We did some testing in FF and Chrome and found different behaviors:

*        With keyPath: undefined or null.  In this scenario, FF and Chrome fails when executing add("foobar") without a key value.  However, Chrome allows you to add a valid key value or an object if you specify a key (i.e. add("foobar",1); ).  Firefox doesn't work in either case.  You end up with what appears to be a broken Object Store.

*        With keyPath: "" or empty string.  In this scenario, FF fails when executing add("foobar") without a key, but succeeds if you supply a key value.  It doesn't matter if the value being added is a valid key or an object.  Chrome succeeds when executing add("foobar") but fails when the value being added is an object (i.e. add({foo: "bar"}); ).  Chrome also fails when you specify a key value even if the value being added is a valid key value (i.e. add("foobar", 1); ).
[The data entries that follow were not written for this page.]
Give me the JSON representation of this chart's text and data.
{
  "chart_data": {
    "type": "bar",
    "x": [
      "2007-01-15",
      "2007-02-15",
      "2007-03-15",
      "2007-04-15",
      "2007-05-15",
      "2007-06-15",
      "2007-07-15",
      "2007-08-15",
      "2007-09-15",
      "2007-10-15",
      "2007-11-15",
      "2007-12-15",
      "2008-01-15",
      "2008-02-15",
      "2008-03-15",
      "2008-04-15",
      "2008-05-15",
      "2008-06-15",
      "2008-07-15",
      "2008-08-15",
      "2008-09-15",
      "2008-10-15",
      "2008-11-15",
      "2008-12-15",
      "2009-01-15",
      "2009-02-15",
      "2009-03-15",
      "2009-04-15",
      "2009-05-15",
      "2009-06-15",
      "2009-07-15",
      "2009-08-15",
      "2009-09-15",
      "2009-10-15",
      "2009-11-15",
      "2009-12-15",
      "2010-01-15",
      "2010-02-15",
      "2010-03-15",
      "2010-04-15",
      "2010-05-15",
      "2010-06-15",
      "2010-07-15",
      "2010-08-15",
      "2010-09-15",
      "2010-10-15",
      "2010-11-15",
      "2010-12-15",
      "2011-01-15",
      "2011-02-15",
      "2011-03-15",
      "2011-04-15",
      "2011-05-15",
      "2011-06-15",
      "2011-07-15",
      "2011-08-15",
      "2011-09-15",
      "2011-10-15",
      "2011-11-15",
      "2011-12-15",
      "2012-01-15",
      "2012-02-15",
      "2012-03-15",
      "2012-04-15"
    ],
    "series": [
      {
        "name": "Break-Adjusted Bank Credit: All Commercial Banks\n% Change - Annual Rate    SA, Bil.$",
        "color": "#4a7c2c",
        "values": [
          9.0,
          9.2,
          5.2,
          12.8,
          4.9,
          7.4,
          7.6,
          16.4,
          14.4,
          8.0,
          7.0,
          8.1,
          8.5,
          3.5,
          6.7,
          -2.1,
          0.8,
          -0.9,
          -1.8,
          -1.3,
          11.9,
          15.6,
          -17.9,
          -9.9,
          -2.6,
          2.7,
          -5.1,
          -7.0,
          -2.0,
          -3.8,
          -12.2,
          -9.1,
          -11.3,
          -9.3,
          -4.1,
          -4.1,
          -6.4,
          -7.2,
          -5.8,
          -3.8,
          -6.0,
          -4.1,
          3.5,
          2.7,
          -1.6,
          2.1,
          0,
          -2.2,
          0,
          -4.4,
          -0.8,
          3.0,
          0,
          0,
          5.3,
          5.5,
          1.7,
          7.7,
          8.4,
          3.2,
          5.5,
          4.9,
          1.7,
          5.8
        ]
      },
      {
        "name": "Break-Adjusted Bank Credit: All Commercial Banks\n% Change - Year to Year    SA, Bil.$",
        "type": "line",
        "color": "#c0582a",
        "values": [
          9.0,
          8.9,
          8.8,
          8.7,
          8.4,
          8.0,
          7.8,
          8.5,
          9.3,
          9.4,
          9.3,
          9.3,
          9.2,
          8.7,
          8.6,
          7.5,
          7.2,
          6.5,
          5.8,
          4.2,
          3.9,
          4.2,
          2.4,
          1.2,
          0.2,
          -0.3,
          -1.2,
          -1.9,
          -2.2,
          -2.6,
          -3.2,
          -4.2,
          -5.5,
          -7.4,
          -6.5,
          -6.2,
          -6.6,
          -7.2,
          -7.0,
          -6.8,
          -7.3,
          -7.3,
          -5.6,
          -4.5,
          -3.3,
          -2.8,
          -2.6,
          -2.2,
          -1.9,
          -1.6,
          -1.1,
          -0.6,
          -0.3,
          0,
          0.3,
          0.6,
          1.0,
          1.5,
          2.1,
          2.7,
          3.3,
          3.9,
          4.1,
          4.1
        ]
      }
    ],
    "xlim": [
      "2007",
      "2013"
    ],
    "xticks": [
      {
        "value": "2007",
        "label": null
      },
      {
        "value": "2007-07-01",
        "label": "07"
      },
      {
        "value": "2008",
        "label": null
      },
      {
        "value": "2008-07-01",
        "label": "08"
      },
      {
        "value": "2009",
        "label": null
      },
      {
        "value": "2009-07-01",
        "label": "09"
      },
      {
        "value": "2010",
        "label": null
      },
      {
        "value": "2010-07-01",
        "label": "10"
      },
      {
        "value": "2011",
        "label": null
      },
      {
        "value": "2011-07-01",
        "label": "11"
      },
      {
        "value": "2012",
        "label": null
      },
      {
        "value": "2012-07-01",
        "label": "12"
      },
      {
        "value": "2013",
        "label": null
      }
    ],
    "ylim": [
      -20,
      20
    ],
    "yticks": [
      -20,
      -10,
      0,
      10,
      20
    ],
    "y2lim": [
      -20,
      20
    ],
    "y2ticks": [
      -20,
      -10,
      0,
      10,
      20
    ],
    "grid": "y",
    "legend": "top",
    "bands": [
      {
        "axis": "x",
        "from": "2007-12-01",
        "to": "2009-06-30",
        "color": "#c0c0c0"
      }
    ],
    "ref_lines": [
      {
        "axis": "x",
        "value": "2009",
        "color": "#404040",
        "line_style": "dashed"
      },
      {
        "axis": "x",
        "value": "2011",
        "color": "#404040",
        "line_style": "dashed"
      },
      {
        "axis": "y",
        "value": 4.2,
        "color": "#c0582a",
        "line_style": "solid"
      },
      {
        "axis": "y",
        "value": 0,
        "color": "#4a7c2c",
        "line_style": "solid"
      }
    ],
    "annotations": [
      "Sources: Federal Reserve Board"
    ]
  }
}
Given the different behaviors, I wonder if the use case you described below (i.e. set scenario) is worth supporting.  Not supporting keyPath = undefined, null, and "" seem to provide a more consistent and clean story.  Returning an exception when a developer creates an Object Store with a keyPath of null, undefined, or empty string will provide a FailFast API.

What do you think?

Israel

On Wednesday, January 18, 2012 12:08 PM Joshua Bell wrote:
On Wed, Jan 18, 2012 at 11:30 AM, Israel Hilerio <israelh@microsoft.com<mailto:israelh@microsoft.com>> wrote:
On Friday, January 13, 2012 1:33 PM, Israel Hilerio wrote:
> Given the changes that Jonas made to the spec, on which other scenarios do we
> expect developers to specify a keyPath with an empty string (i.e. keyPath = "")?
> Do we still need to support this or can we just throw if this takes place.  I
> reopened bug #14985 [1] to reflect this.  Jonas or anyone else could you please
> clarify?
>
> Israel
> [1] https://www.w3.org/Bugs/Public/show_bug.cgi?id=14985
Any updates!  I expect this to apply to all of the following scenarios:
var obj = { keyPath : null };
var obj = { keyPath : undefined };
var obj = { keyPath : "" };

If I'm reading your concern right, the wording in the spec (and Jonas' comment in the bug) hints at the scenario of using the value as its own key for object stores as long as autoIncrement is false, e.g.

store = db.createObjectStore("my-store", {keyPath: ""});
store.put("abc"); // same as store.put("abc", "abc")
store.put([123]); // same as store.put([123], [123]);
store.put({foo: "bar"}); // keyPath yields value which is not a valid key, so should throw

Chrome supports this today (apart from a known bug with the error case).

One scenario would be using an object store to implement a Set, which seems like a valid use case if not particularly exciting.